Deux fois par jour, aux heures des repas, il lui fallait s’interrompre. C’était toujours le même geôlier qui venait lui apporter sa nourriture et, bien que celui-ci dissimulât son visage sous un masque de toile, Serge Ladko le reconnaissait sans hésitation à ses cheveux gris et à la remarquable largeur de ses épaules. D’ailleurs, bien qu’il n’en pût discerner les traits, l’aspect de cet homme lui donnait l’impression de quelque chose de déjà vu. Sans qu’il lui fût possible de rien préciser, cette carrure puissante, cette démarche lourde, ces cheveux grisonnants que l’on distinguait au-dessus du masque de toile, ne lui semblaient pas inconnus.

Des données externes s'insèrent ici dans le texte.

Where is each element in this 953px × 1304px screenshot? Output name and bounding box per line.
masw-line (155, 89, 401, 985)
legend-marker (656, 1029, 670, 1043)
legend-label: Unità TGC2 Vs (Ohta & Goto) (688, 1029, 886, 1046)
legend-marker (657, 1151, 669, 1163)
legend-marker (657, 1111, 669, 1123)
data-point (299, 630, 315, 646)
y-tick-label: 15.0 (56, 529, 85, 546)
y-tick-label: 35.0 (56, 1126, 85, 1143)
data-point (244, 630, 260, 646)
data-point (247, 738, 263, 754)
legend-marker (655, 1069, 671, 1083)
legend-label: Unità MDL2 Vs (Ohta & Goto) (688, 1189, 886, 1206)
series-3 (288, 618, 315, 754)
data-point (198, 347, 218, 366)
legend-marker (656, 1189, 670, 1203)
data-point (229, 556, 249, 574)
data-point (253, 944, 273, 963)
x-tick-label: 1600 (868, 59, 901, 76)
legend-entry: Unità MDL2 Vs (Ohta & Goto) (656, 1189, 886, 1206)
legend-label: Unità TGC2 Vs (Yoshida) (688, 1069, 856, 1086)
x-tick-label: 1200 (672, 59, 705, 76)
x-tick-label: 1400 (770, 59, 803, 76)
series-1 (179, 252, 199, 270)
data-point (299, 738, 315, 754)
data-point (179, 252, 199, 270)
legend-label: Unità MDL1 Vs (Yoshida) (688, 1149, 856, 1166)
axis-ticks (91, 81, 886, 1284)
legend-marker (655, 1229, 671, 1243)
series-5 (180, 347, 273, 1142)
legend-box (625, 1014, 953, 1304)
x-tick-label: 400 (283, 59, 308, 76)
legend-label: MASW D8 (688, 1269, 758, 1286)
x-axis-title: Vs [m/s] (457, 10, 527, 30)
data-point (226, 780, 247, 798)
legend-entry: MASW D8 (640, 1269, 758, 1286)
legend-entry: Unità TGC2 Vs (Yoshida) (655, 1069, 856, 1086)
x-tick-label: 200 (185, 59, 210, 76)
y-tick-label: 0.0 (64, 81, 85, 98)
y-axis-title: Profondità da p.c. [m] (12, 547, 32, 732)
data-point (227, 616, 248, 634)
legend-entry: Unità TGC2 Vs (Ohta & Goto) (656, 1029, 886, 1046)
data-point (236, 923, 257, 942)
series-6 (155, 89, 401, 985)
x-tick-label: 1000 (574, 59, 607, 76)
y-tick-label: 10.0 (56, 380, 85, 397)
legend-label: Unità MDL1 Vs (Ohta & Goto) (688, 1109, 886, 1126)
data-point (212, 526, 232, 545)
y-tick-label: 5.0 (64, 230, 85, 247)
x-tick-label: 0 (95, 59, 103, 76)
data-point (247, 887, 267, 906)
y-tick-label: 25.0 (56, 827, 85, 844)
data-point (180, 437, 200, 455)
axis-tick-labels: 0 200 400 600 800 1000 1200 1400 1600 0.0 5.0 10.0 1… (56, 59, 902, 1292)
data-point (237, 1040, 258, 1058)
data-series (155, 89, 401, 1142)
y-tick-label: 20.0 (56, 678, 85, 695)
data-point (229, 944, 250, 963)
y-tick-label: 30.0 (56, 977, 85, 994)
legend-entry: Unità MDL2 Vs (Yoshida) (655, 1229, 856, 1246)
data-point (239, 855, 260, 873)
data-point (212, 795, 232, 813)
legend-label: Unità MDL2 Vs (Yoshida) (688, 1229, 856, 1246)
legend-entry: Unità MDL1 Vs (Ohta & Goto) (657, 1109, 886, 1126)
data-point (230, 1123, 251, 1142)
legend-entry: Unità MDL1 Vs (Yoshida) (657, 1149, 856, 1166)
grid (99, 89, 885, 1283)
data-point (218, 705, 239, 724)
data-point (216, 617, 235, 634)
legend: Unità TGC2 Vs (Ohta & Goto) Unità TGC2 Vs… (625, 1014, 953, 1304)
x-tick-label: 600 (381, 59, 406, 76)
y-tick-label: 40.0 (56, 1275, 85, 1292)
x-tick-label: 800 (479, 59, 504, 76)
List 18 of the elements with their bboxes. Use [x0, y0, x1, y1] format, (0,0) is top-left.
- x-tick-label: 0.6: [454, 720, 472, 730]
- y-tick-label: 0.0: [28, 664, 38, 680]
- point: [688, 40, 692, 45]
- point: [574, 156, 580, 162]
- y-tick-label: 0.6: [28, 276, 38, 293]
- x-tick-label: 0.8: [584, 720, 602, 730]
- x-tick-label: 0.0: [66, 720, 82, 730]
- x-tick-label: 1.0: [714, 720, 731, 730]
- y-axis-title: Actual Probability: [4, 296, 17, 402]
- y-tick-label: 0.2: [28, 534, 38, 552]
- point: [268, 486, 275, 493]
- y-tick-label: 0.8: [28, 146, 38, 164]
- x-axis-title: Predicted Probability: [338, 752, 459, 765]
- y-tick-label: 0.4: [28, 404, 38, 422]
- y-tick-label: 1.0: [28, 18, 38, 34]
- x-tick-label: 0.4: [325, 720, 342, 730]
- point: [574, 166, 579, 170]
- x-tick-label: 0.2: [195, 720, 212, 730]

Les rations lui étaient servies à heure fixe, et jamais, hors de ces instants, on ne pénétrait dans sa prison. Rien n’en aurait même troublé le silence, si, de temps à autre, il n’avait entendu une porte s’ouvrir en face de la sienne. Presque toujours, le bruit de deux voix, celle d’un homme et celle d’une femme, parvenait ensuite jusqu’à lui. Serge Ladko tendait alors l’oreille, et, interrompant son patient travail, il cherchait à mieux discerner ces voix qui remuaient en lui des sensations vagues et profondes.

En dehors de ces incidents, le prisonnier mangeait d’abord, dès le départ de son geôlier, puis il se remettait obstinément à l’œuvre.